A sharp, anomalous change in the ratio of oxygen-17 and oxygen-18 isotopes preserved in Neoproterozoic rocks is often used as evidence that CO2 partial pressure was elevated during the Marinoan snowball, since increased CO2 changes the partitioning of oxygen-17 and oxygen-18 in photochemical reactions between O2, O3, and CO2 that occur in the upper stratosphere. However, quantitatively mapping these changes in oxygen isotopes onto atmospheric pCO2 relies intimately on assumptions about the cross-tropopause mass exchange rate and the circulation and mixing of the stratosphere during the snowball, since any photochemical signal preserved in rocks at Earth’s surface will have been diluted to some degree during its journey from stratosphere to rock. Previous studies of these oxygen isotope anomalies assumed that the stratospheric mixing efficiency and cross-tropopause mass exchange rate during the snowball were the same as those of the modern atmosphere, despite the enormous differences in boundary conditions between the two climate states. We decided to test this hypothesis with explicit simulations of the snowball’s stratosphere. We found that the cross-tropopause mass exchange rate during the snowball is smaller than that of the modern atmosphere, and the stratospheric mixing efficiency is larger – but, since interpretation of the isotopic proxy for pCO2 actually relies on the product of these two quantities, the differences resulted in minimal changes to the interpretation of the geochemical evidence for high pCO2.
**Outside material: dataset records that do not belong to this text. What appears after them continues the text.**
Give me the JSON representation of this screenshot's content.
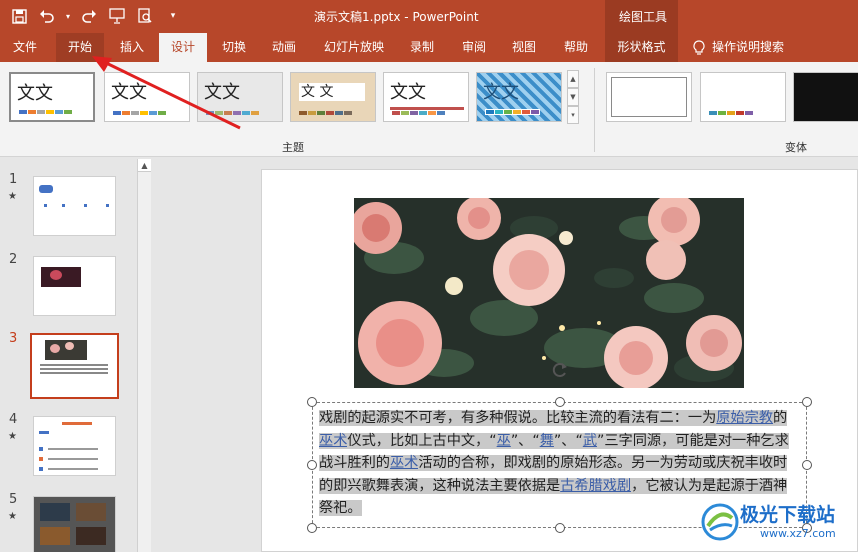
{
  "title_bar": {
    "document_title": "演示文稿1.pptx  -  PowerPoint",
    "context_group": "绘图工具",
    "qat_icons": [
      "save-icon",
      "undo-icon",
      "redo-icon",
      "present-icon",
      "print-preview-icon",
      "customize-icon"
    ]
  },
  "tabs": [
    {
      "label": "文件"
    },
    {
      "label": "开始"
    },
    {
      "label": "插入"
    },
    {
      "label": "设计"
    },
    {
      "label": "切换"
    },
    {
      "label": "动画"
    },
    {
      "label": "幻灯片放映"
    },
    {
      "label": "录制"
    },
    {
      "label": "审阅"
    },
    {
      "label": "视图"
    },
    {
      "label": "帮助"
    },
    {
      "label": "形状格式"
    }
  ],
  "search": {
    "label": "操作说明搜索",
    "icon": "lightbulb-icon"
  },
  "ribbon": {
    "themes_group_label": "主题",
    "variants_group_label": "变体",
    "theme_sample_text": "文文",
    "theme_sample_text_alt": "文 文"
  },
  "slides": [
    {
      "number": "1",
      "starred": "★"
    },
    {
      "number": "2",
      "starred": ""
    },
    {
      "number": "3",
      "starred": ""
    },
    {
      "number": "4",
      "starred": "★"
    },
    {
      "number": "5",
      "starred": "★"
    }
  ],
  "slide_text": {
    "p1": "戏剧的起源实不可考，有多种假说。比较主流的看法有二：一为",
    "link1": "原始宗教",
    "p2": "的",
    "link2": "巫术",
    "p3": "仪式，比如上古中文，“",
    "link3": "巫",
    "p4": "”、“",
    "link4": "舞",
    "p5": "”、“",
    "link5": "武",
    "p6": "”三字同源，可能是对一种乞求战斗胜利的",
    "link6": "巫术",
    "p7": "活动的合称，即戏剧的原始形态。另一为劳动或庆祝丰收时的即兴歌舞表演，这种说法主要依据是",
    "link7": "古希腊戏剧",
    "p8": "，它被认为是起源于酒神祭祀。"
  },
  "watermark": {
    "text": "极光下载站",
    "url": "www.xz7.com"
  },
  "colors": {
    "accent": "#b7472a",
    "selection": "#c43e1c",
    "highlight": "#c9c9c9"
  }
}
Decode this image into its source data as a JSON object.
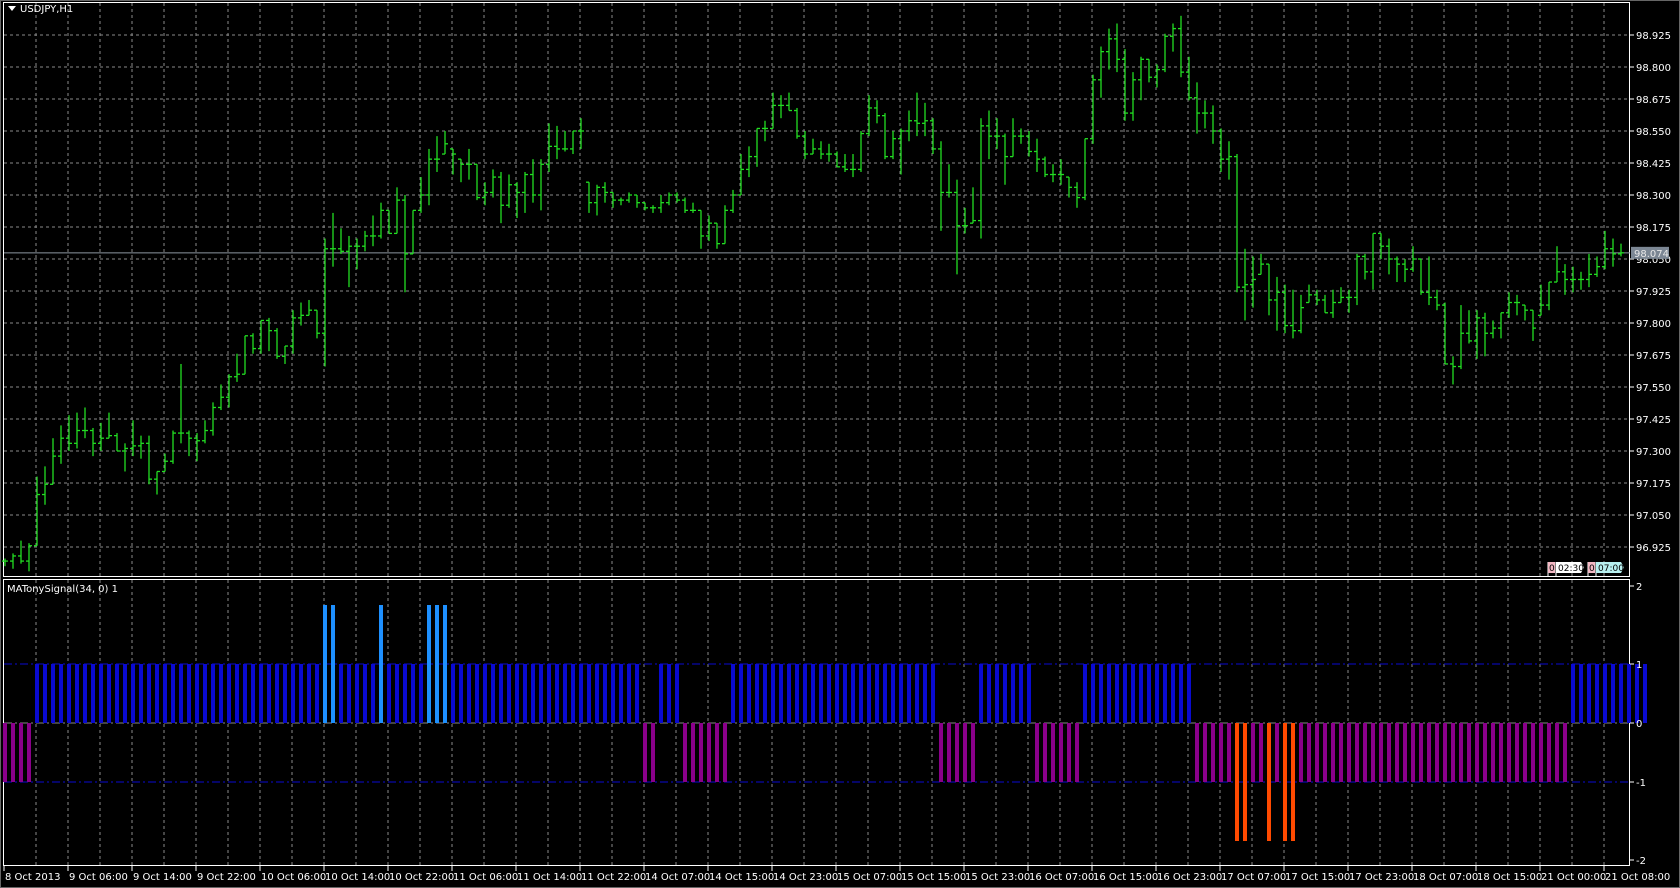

From a general dynamics point of view, in our simulations the stratospheric circulation during the snowball Earth was considerably weaker than that of the modern Earth, which we found was due to reduced wave driving in the stratosphere, likely because of the reduction in land-sea contrast on a planet with glaciers covering both land and sea. For the same reason (reduced wave driving), we found that the polar vortex in a snowball stratosphere with modern ozone levels is much more vigorous than on the modern Earth, and the vortex does not display sudden stratospheric warming events. In the simulation without ozone, since there is minimal solar heating in the stratosphere, there is no polar vortex at all.